Quel che resta di ULISSE
Lo storico spettacolo con le marionette propone un Monteverdi a metà, con voci inadatte al pubblico italiano
MONTEVERDI IL RITORNO D’ULISSE IN PATRIA
INTERPRETI M. Oitzinger, J.F. Novelli, A. Abete, A. Zander, H. Bayodi-Hirt, V. Sordo DIRETTORE E ADATTAMENTO
MUSICALE Philippe Pierlot REGIA E ANIMAZIONI
William Kentridge Ulisse Jeffrey Thompson ENSEMBLE Ricercar Consort ★★★/★★★★
Rappresentato per la prima volta nel 1640 in un teatro pubblico di Venezia che stava sperimentando le potenzialità espressive di questo spettacolo nuovo, il “dramma in musica” di Claudio Monteverdi su libretto di Giacomo Badoaro, basato sull’Odissea, cercava l’araba fenice dell’arte di sempre: fare di più con meno, stupire e conquistare il pubblico pagante con poco dispendio di strumenti, cantanti e apparati scenici. L’economia dei mezzi e l’ambizione di auto-evidenza - in funzione dell’intensità espressiva e di una lettura critica e modernista dell’opera - sono anche fra le matrici dello spettacolo ideato da William Kentridge nel 1998 e giunto adesso al Teatro Massimo dopo diverse tappe e ritocchi. Del ’98 è anche l’ultima edizione dell’Ulisse vista a Palermo, quando il Massimo e l’associazione Antonio il Verso lo misero in scena allo Spasimo, nel contesto di una storica iniziativa di produzione musicale e discografica. La narrazione di Kentridge, tutta incentrata sul lato interiore, umano e tragico di Ulisse e Penelope, procede con logica stringente lungo un unico “piano sequenza” di circa 100 minuti; l’opera di Monteverdi che si ascolta “di solito” (le virgolette sono d’obbligo date le fonti assai problematiche) ne dura circa 180… Discrepanza non insignificante che meriterebbe di far sopravvivere l’allestimento con un altro titolo e con l’indicazione paritaria di quattro autori anziché due: quindi non solo Monteverdi e Badoaro ma anche Kentridge e Pierlot alla stessa altezza della locandina. Lo spettacolo impone molta astrazione sia per il ridottissimo movimento scenico dei cantanti, sia per il ricorso ad alcune marionette (di Adrian Koehler): esseri umani e fantocci, infatti, si scambiano reciprocamente il ruolo di “personaggi” dialogando - come di consueto negli spettacoli dell’artista sudafricano - con videoproiezioni e illustrazioni che compongono una narrazione complementare. Vediamo il “teatro d’opera” farsi ospite di un “teatro anatomico”: sugli spalti stanno i musici, al centro si tiene una severa “Lezione di anatomia del dottor Tulp” (la somiglianza col dipinto di Rembrandt è evidentissima), il video e i disegni sono ulteriori didascalie per noi che, dalla platea, siamo chiamati a prendere appunti sul mito di Ulisse, sul senso della vita, sui rapporti tra divino e umano e tra umano e umano.
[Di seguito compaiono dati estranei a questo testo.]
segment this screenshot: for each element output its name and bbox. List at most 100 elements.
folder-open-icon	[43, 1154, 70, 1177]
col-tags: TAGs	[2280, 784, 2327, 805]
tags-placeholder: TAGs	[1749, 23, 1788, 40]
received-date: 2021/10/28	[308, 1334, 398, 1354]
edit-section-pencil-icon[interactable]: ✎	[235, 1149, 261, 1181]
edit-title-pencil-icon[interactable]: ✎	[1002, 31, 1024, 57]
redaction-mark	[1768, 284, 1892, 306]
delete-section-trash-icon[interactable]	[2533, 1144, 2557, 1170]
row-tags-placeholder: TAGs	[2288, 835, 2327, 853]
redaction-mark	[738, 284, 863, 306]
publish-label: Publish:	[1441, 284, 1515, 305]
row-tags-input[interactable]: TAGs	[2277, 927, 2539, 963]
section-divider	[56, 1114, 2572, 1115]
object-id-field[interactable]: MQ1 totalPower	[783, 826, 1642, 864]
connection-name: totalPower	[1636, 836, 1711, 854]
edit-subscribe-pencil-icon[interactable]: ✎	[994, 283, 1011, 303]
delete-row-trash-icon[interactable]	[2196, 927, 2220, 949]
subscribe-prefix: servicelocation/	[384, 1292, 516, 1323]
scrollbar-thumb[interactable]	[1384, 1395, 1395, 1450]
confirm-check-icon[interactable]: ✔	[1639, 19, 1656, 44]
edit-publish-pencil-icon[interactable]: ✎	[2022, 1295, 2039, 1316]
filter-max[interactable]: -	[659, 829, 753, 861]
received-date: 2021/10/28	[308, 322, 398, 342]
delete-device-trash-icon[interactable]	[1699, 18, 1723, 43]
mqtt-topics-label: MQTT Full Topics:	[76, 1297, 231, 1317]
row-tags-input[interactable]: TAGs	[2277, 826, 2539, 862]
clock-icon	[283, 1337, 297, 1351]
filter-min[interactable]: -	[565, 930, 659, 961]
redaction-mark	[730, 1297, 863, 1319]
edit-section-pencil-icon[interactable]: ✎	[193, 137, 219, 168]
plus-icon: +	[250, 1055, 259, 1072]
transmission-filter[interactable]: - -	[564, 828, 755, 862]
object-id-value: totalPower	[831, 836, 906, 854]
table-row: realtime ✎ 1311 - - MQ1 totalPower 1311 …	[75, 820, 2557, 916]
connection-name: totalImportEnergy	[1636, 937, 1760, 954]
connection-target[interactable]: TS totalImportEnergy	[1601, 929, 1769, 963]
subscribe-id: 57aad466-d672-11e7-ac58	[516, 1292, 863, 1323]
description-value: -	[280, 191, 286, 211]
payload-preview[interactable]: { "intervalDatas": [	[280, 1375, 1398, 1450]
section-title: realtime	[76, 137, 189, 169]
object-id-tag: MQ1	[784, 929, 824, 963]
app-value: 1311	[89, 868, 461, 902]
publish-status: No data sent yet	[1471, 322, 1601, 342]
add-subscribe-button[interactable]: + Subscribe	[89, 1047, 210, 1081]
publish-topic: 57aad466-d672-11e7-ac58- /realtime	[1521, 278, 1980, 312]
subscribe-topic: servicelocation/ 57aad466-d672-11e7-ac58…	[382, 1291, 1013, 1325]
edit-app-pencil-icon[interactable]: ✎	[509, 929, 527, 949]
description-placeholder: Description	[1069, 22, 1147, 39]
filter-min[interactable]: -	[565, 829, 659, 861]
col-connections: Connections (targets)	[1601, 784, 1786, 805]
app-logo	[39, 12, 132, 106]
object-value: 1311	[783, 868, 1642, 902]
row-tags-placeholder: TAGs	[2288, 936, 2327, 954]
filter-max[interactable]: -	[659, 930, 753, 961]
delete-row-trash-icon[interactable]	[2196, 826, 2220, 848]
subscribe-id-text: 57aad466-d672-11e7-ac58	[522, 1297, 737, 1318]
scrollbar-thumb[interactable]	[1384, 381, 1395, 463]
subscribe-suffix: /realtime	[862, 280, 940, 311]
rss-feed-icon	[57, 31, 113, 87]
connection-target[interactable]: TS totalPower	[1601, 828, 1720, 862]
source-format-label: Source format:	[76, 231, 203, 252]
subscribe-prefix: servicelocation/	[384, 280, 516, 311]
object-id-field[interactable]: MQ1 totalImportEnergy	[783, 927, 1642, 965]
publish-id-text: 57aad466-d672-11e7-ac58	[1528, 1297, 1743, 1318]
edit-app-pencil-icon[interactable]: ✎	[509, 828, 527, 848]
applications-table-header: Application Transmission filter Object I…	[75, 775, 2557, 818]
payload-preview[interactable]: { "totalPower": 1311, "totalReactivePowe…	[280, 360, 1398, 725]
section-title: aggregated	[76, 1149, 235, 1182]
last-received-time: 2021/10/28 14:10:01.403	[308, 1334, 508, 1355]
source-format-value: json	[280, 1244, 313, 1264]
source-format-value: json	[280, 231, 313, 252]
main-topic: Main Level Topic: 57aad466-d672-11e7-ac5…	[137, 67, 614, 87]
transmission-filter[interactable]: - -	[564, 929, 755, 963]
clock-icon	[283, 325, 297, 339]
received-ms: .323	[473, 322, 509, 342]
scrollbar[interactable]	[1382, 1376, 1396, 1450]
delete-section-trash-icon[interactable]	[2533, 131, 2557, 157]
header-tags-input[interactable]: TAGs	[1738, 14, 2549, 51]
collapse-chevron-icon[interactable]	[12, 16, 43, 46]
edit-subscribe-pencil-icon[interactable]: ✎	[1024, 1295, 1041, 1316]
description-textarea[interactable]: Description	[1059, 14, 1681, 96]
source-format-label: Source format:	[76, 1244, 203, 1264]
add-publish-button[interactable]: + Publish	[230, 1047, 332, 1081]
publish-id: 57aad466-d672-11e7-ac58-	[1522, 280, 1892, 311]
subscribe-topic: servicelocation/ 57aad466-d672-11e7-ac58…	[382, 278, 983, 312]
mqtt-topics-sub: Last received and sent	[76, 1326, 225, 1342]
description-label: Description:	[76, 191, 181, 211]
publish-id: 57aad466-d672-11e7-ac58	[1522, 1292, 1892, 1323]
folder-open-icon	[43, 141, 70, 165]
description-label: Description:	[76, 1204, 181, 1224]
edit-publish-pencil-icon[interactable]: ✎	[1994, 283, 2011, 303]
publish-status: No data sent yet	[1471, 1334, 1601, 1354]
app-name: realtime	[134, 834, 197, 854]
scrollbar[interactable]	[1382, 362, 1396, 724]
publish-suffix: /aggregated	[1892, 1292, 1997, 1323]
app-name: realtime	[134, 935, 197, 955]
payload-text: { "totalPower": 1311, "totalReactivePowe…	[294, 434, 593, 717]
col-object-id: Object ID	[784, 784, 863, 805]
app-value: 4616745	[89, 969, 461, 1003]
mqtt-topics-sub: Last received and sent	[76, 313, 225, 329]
Nel condurre questa retorica profonda e tesa, il Ricercar Consort si destreggia col minimo indispensabile (un organico cameristico di viole da gamba con basso continuo ridotto all’osso) e con la consueta bravura che lo ha imposto ai vertici della scena barocca odierna; tuttavia l’ampiezza del Teatro Massimo, la complessità della musica e (nonostante la versione quasi dimezzata) la sua durata finiscono per far apparire monocorde una grana sonora che si apprezzerebbe meglio in spazi più contenuti. I cantanti sono tecnicamente all’altezza del compito ma niente più, perché la prassi esecutiva storicamente informata non consiste solo nel cercare di cantare intonati ma anche nel gestire la dinamica, l’agonica e l’ornamentazione con più flessibilità. In questo cast, ampiamente collaudato davanti a platee che non parlano la lingua di Pietro Bembo e Torquato Tasso, la voce più espressiva, ancorché flebile, è quella di Margot Oitzinger (Penelope), mentre Jeffrey Thompson (Ulisse) pecca di carente ancorché volenterosa prosodia italiana.